SegNetは、ケンブリッジ大学が開発した画素単位でのラベリング機能を実現する、A Deep Convolutional Encoder-Decoder Architectureのこと
keras2系+tensorflowで実装してみた
とりあえず動かしたソースコードを貼っていく 解説はいずれやりたい・・・
環境
- ubuntu: 17.04
- python: 3.6
- keras: 2.0.8
- tensorflow: 1.3.0
データの読み込み
画像のセグメンテーション用に公開しているデータを使うalexgkendall/SegNet-Tutorialリポジトリの、
./CamVid
クラスは12あり、順番に
[Sky, Building, Pole, Road_marking, Road, Pavement, Tree, SignSymbol, Fence, Car, Pedestrian, Bicyclist, Unlabelled]
の情報がラベル付けされている
dataset.py
import cv2
import numpy as np
from keras.applications import imagenet_utils
import os
DataPath = './CamVid/'
data_shape = 360*480
class Dataset:
def __init__(self, classes=12, train_file='train.txt', test_file='test.txt'):
self.train_file = train_file
self.test_file = test_file
self.data_shape = 360*480
self.classes = classes
def normalized(self, rgb):
#return rgb/255.0
norm=np.zeros((rgb.shape[0], rgb.shape[1], 3),np.float32)
b=rgb[:,:,0]
g=rgb[:,:,1]
r=rgb[:,:,2]
norm[:,:,0]=cv2.equalizeHist(b)
norm[:,:,1]=cv2.equalizeHist(g)
norm[:,:,2]=cv2.equalizeHist(r)
return norm
def one_hot_it(self, labels):
x = np.zeros([360,480,12])
for i in range(360):
for j in range(480):
x[i,j,labels[i][j]] = 1
return x
def load_data(self, mode='train'):
data = []
label = []
if (mode == 'train'):
filename = self.train_file
else:
filename = self.test_file
with open(DataPath + filename) as f:
txt = f.readlines()
txt = [line.split(' ') for line in txt]
for i in range(len(txt)):
data.append(self.normalized(cv2.imread(os.getcwd() + txt[i][0][7:])))

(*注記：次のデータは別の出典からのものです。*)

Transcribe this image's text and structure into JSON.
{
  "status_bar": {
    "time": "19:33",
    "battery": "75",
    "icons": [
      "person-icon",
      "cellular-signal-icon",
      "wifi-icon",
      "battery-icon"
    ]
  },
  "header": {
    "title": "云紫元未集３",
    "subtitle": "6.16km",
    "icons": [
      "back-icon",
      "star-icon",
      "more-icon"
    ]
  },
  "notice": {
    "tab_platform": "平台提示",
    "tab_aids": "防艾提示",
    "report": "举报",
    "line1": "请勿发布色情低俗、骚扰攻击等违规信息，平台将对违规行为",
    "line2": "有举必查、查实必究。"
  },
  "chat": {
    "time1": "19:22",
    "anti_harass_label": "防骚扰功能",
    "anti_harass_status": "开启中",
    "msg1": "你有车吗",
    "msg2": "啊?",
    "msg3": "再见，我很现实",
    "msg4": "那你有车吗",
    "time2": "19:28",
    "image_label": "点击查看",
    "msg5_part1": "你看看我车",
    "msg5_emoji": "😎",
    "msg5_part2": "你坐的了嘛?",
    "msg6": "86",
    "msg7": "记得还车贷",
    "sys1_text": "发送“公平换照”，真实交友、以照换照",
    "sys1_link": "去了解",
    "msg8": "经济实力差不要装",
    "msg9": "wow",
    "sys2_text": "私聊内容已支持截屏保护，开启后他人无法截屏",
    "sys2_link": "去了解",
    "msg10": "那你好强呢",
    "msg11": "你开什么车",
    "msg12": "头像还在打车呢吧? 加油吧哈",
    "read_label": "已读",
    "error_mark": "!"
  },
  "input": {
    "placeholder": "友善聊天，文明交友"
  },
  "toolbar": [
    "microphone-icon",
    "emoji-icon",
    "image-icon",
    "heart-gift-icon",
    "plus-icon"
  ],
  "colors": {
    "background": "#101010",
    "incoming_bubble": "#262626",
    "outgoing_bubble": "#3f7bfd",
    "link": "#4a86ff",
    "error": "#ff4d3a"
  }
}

label.append(self.one_hot_it(cv2.imread(os.getcwd() + txt[i][1][7:][:-1])[:,:,0]))
print('.',end='')
#print("train data file", os.getcwd() + txt[i][0][7:])
#print("label data raw", cv2.imread(os.getcwd() + '/CamVid/trainannot/0001TP_006690.png'))
return np.array(data), np.array(label)
def preprocess_inputs(self, X):
### @ https://github.com/fchollet/keras/blob/master/keras/applications/imagenet_utils.py
"""Preprocesses a tensor encoding a batch of images.
# Arguments
x: input Numpy tensor, 4D.
data_format: data format of the image tensor.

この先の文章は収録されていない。